Frontier markets have lower market capitalization and liquidity than the more developed, "traditional" emerging markets. The frontier equity markets are typically pursued by investors seeking high, long term returns and low correlations with other markets
The implication of a country being labeled as Frontier is that, over time, the market will become more liquid and exhibit similar risk and return characteristics as the larger, more liquid developed emerging markets.
According to frontier market investors, frontier assets would actually diversify and reduce risk, which contradicts the general notion that risk would be added by including those markets.
Those who have a focus on frontier markets have different views on what the future holds for the inter-correlation of countries within the asset class. While they share some economics characteristics such as young, increasing educated populations, the individual economies face different internal and external forces.

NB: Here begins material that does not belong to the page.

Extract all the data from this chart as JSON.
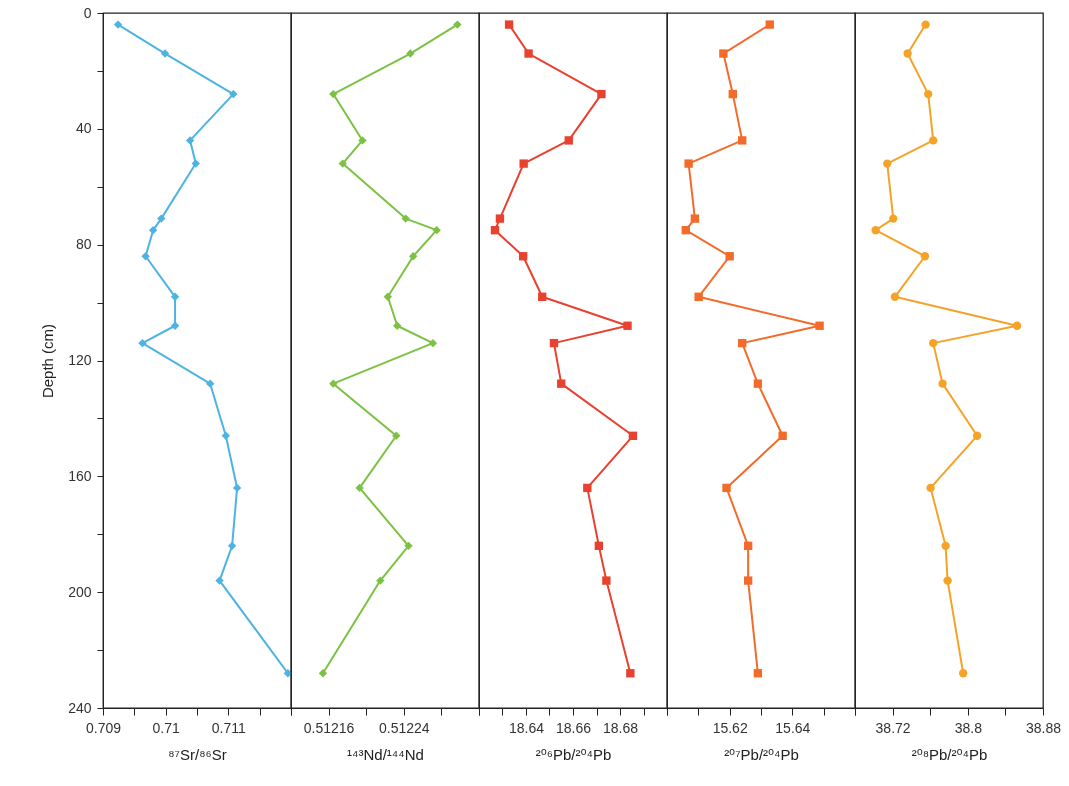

Funds invest to find returns in countries that have increasing trends in domestic consumption but see the overall growth drivers for each country as being different. This investment thesis holds water as it is unlikely that a manufacturing based economy, such as Bangladesh, would respond in the same way to external shocks as an island nation where a large proportion of the economy is linked to tourism, such as Sri Lanka.
There are also other non managed ways to gain exposure to these markets that are more generic such as investing in frontier market indices such as MSCI Frontier Index that only invest in large liquid stocks.

Frontier markets list

A number of organisations place countries into their Frontier market indices.
CountryFTSEMSCIS&PRussell

On July 1 of each year, the World Bank divides countries into four categories based on GNI per capital and purchasing power parity.

Past changes

Colombia was promoted to Emerging market by Standard & Poors effective September 19, 2011.There have been a number of other changes and updates over the years.